Takahashi Kobo, Inc. was founded during the Ansei era (1854-1860) of the Edo period. Mr. Kuranosuke Takahashi had set up a workshop in Suidobashi, Tokyo, which specializes in the coloring and printing process of Edo woodblock prints. A printer of Edo woodblock prints is known as a “surishi”. Subsequently, Mr. Shinjiro Takahashi who was the fifth generation head, expanded the business to serve as “hanmoto”, which is a publisher that is responsible for the total production including planning, creating and sales regarding Edo woodblock prints. The business is currently managed by Ms. Yukiko Takahashi, the sixth generation head of the company. She has always loved kogei and arts from a young age. She has released a variety of innovative works ranging from a revival series of ukiyo-e to interior accessories and even goods like insoles.
Edo woodblock printing has a long history. It is created by the following steps; spread prepared paints on the surface of a woodblock with a brush, carefully place Japanese “washi” (paper) according to “kento” (alignment guide) so that the print does not shift, press and rub the paper with a “baren” (a flat pad) in order to transfer the colors onto the paper, and repeat this process many times covering different parts of the print. Its deep perspective and three-dimensional effects are uniquely achieved by making full use of techniques such as “bokashi”, a precise gradation which is applied by proficient artisans, and a kind of embossing called “karazuri” which is achieved by pressing paper on a carved woodblock without any paints.

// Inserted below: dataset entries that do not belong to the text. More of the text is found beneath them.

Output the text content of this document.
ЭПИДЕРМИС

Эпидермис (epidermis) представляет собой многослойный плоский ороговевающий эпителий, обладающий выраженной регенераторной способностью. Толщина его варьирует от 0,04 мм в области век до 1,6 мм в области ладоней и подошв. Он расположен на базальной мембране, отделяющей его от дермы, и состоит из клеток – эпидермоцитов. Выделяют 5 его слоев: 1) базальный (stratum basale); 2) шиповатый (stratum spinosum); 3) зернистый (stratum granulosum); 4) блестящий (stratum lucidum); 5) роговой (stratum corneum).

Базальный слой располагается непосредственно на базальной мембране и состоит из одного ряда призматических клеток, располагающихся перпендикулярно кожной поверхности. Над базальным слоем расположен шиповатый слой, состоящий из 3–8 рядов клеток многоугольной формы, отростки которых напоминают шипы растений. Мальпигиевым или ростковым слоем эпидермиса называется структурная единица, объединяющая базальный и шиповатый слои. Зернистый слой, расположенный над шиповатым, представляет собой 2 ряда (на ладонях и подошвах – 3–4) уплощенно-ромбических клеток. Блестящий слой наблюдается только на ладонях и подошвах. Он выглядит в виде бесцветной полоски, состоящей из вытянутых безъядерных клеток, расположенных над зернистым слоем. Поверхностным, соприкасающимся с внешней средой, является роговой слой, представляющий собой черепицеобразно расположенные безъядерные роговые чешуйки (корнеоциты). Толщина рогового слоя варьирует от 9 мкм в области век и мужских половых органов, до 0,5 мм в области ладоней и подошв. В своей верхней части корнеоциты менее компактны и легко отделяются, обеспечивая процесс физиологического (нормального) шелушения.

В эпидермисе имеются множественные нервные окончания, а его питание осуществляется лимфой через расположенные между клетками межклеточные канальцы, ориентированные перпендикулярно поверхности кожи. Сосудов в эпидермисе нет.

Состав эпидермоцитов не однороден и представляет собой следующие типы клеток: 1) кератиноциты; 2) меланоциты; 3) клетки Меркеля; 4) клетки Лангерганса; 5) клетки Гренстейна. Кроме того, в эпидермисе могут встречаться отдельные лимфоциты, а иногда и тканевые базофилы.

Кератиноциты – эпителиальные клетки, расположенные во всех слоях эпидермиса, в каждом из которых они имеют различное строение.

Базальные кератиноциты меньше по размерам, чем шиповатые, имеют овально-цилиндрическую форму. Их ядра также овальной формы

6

Inheriting the traditions that have continued since the Edo period, Takahashi Kobo has been carefully educating craftsmen in the basics of daily life such as cleaning, washing, and serving tea as well as perfecting their techniques for Edo woodblock printing. Ms. Yukiko Takahashi said, “It is important to be blown by the winds of the world. I hope the craftsmen will be able to learn about what people want and the direction that the world trends are heading” which is her training policy for her staffs. That is why she engages energetically in exhibitions, lectures and overseas workshops such as in the British Museum, bringing along young craftsmen so that they could have international exposures, all in the hope of the overall development of the Edo woodblock printing industry. Also, as a part of the ongoing activities of the Tokyo Traditional Woodblock Print Association, where Yukiko serves as chairman, Takahashi Kobo has been involved in many revival projects of numerous masterpieces of ukiyo-e such as Utagawa Hiroshige and Katsushika Hokusai. In 2018, a revival project of “shunga” (erotic art) was initiated starting with works by Torii Kiyonaga titled “Sode no maki (Volumes of a sleeve)”. This long-awaited reprint of shunga with its beautiful, vivid and elegant expressions using the best ukiyo-e woodblock printing techniques from the Edo period allows us a glimpsed of a bygone era. Expected to be completed for the first time in about 200 years, the project is ongoing as of 2019.